The pressure of more than ten years of the practical difficulties of government was needed to drive home to the minds of the people of the United States the essential unity of their interests, which far transcended any theoretical doctrines about the nature of the sovereignty of the States and their legislatures. The colonies had grown up and flourished under a system that was really federal though not republican; matters of common interest had been managed by an authority outside all the colonial governments, and, so long as its power was based upon the consent of the governed, the system worked. Between 1765 and 1782 the interest of opposition to the Imperial Government and the desire to achieve military success in the war were common

to all the colonies, and these interests were strong enough to ensure the transfer of external obedience from the Crown to the revolutionary leaders. General Washington had therefore sufficient popular consent behind him to act with vigour for the whole United States. But with the restoration of peace State particularism and the desire to escape common burdens became infinitely more powerful than the cumbrous and inefficient Confederation, which attracted no loyalty and could base itself on no direct popular suffrage. Things went from bad to worse. Public credit, obedience to authority and social order everywhere decayed, and it seemed as though the association of the States was certain to fall asunder.

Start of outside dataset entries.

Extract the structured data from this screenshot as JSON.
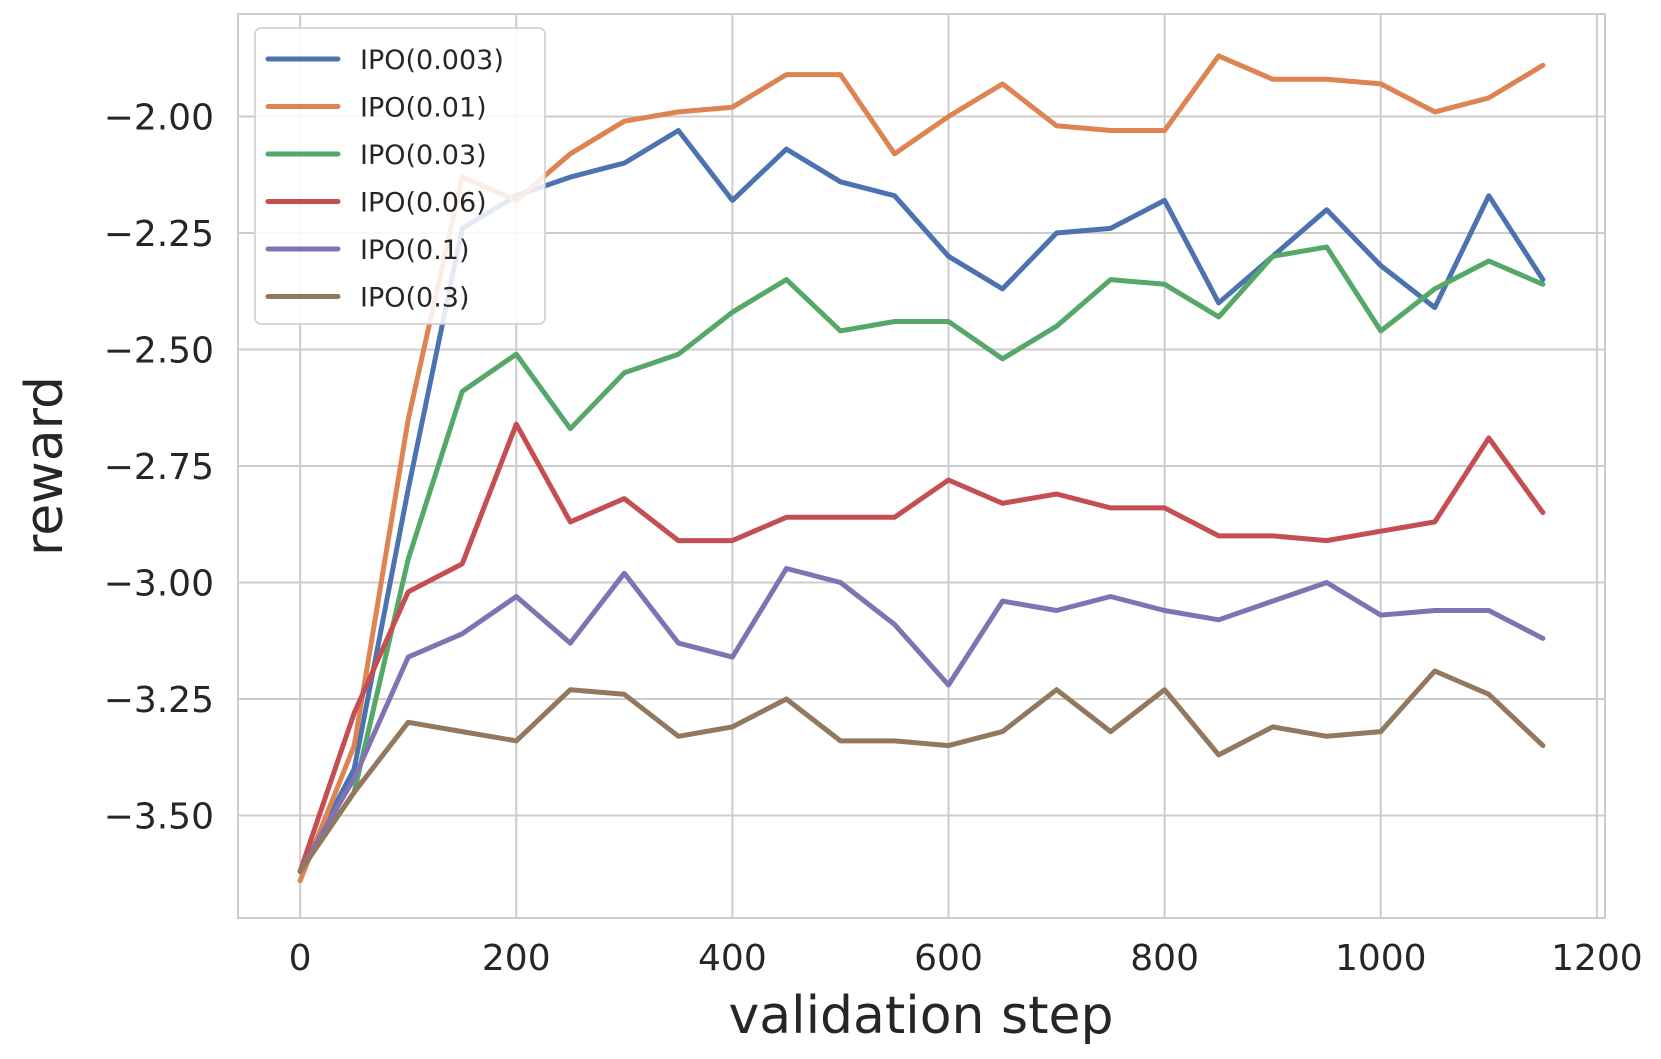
{
  "chart_data": {
    "type": "line",
    "xlabel": "validation step",
    "ylabel": "reward",
    "xlim": [
      -57.5,
      1207.5
    ],
    "ylim": [
      -3.72,
      -1.78
    ],
    "xticks": [
      0,
      200,
      400,
      600,
      800,
      1000,
      1200
    ],
    "xtick_labels": [
      "0",
      "200",
      "400",
      "600",
      "800",
      "1000",
      "1200"
    ],
    "yticks": [
      -2.0,
      -2.25,
      -2.5,
      -2.75,
      -3.0,
      -3.25,
      -3.5
    ],
    "ytick_labels": [
      "−2.00",
      "−2.25",
      "−2.50",
      "−2.75",
      "−3.00",
      "−3.25",
      "−3.50"
    ],
    "grid": true,
    "legend_position": "top-left",
    "x": [
      0,
      50,
      100,
      150,
      200,
      250,
      300,
      350,
      400,
      450,
      500,
      550,
      600,
      650,
      700,
      750,
      800,
      850,
      900,
      950,
      1000,
      1050,
      1100,
      1150
    ],
    "series": [
      {
        "name": "IPO(0.003)",
        "color": "#4c72b0",
        "values": [
          -3.62,
          -3.4,
          -2.8,
          -2.24,
          -2.17,
          -2.13,
          -2.1,
          -2.03,
          -2.18,
          -2.07,
          -2.14,
          -2.17,
          -2.3,
          -2.37,
          -2.25,
          -2.24,
          -2.18,
          -2.4,
          -2.3,
          -2.2,
          -2.32,
          -2.41,
          -2.17,
          -2.35
        ]
      },
      {
        "name": "IPO(0.01)",
        "color": "#dd8452",
        "values": [
          -3.64,
          -3.35,
          -2.65,
          -2.13,
          -2.18,
          -2.08,
          -2.01,
          -1.99,
          -1.98,
          -1.91,
          -1.91,
          -2.08,
          -2.0,
          -1.93,
          -2.02,
          -2.03,
          -2.03,
          -1.87,
          -1.92,
          -1.92,
          -1.93,
          -1.99,
          -1.96,
          -1.89
        ]
      },
      {
        "name": "IPO(0.03)",
        "color": "#55a868",
        "values": [
          -3.62,
          -3.45,
          -2.95,
          -2.59,
          -2.51,
          -2.67,
          -2.55,
          -2.51,
          -2.42,
          -2.35,
          -2.46,
          -2.44,
          -2.44,
          -2.52,
          -2.45,
          -2.35,
          -2.36,
          -2.43,
          -2.3,
          -2.28,
          -2.46,
          -2.37,
          -2.31,
          -2.36
        ]
      },
      {
        "name": "IPO(0.06)",
        "color": "#c44e52",
        "values": [
          -3.62,
          -3.28,
          -3.02,
          -2.96,
          -2.66,
          -2.87,
          -2.82,
          -2.91,
          -2.91,
          -2.86,
          -2.86,
          -2.86,
          -2.78,
          -2.83,
          -2.81,
          -2.84,
          -2.84,
          -2.9,
          -2.9,
          -2.91,
          -2.89,
          -2.87,
          -2.69,
          -2.85
        ]
      },
      {
        "name": "IPO(0.1)",
        "color": "#8172b3",
        "values": [
          -3.62,
          -3.42,
          -3.16,
          -3.11,
          -3.03,
          -3.13,
          -2.98,
          -3.13,
          -3.16,
          -2.97,
          -3.0,
          -3.09,
          -3.22,
          -3.04,
          -3.06,
          -3.03,
          -3.06,
          -3.08,
          -3.04,
          -3.0,
          -3.07,
          -3.06,
          -3.06,
          -3.12
        ]
      },
      {
        "name": "IPO(0.3)",
        "color": "#937860",
        "values": [
          -3.62,
          -3.45,
          -3.3,
          -3.32,
          -3.34,
          -3.23,
          -3.24,
          -3.33,
          -3.31,
          -3.25,
          -3.34,
          -3.34,
          -3.35,
          -3.32,
          -3.23,
          -3.32,
          -3.23,
          -3.37,
          -3.31,
          -3.33,
          -3.32,
          -3.19,
          -3.24,
          -3.35
        ]
      }
    ]
  }
}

As in other cases where forward steps towards federation have proved possible, the minds of the great majority of citizens were so disturbed by the pressure of political and economic evils that they were ripe to embark upon drastic change. The immediate troubles were of three kinds; first the external menace of a dreaded renewal of war with Great Britain and the dangers apprehended from Spanish encroachments in the Mississippi Valley; second, the dangers to public order that arose in various States from the outbreak of armed rebellion against the enforcement of taxation and the maintenance of justice; and third, the great economic distress caused by the depreciation of the currency, the lack of credit to restore foreign trade, and the general want of public confidence which hampered all enterprise. It became more and more evident to thinking men that the only hope lay in amending the Articles of Confederation so as to strengthen the central power. Matters at last came to a head in 1787, and advantage was taken of a partial conference at Annapolis on economic questions to arrange for a general Convention of delegates from all the States to meet at Philadelphia. There behind closed doors in the freest of discussion a new compact was hammered out that not only removed the dangers to the continued existence of the United States, but recorded an unprecedented advance in the application of political ideas to the machinery of government.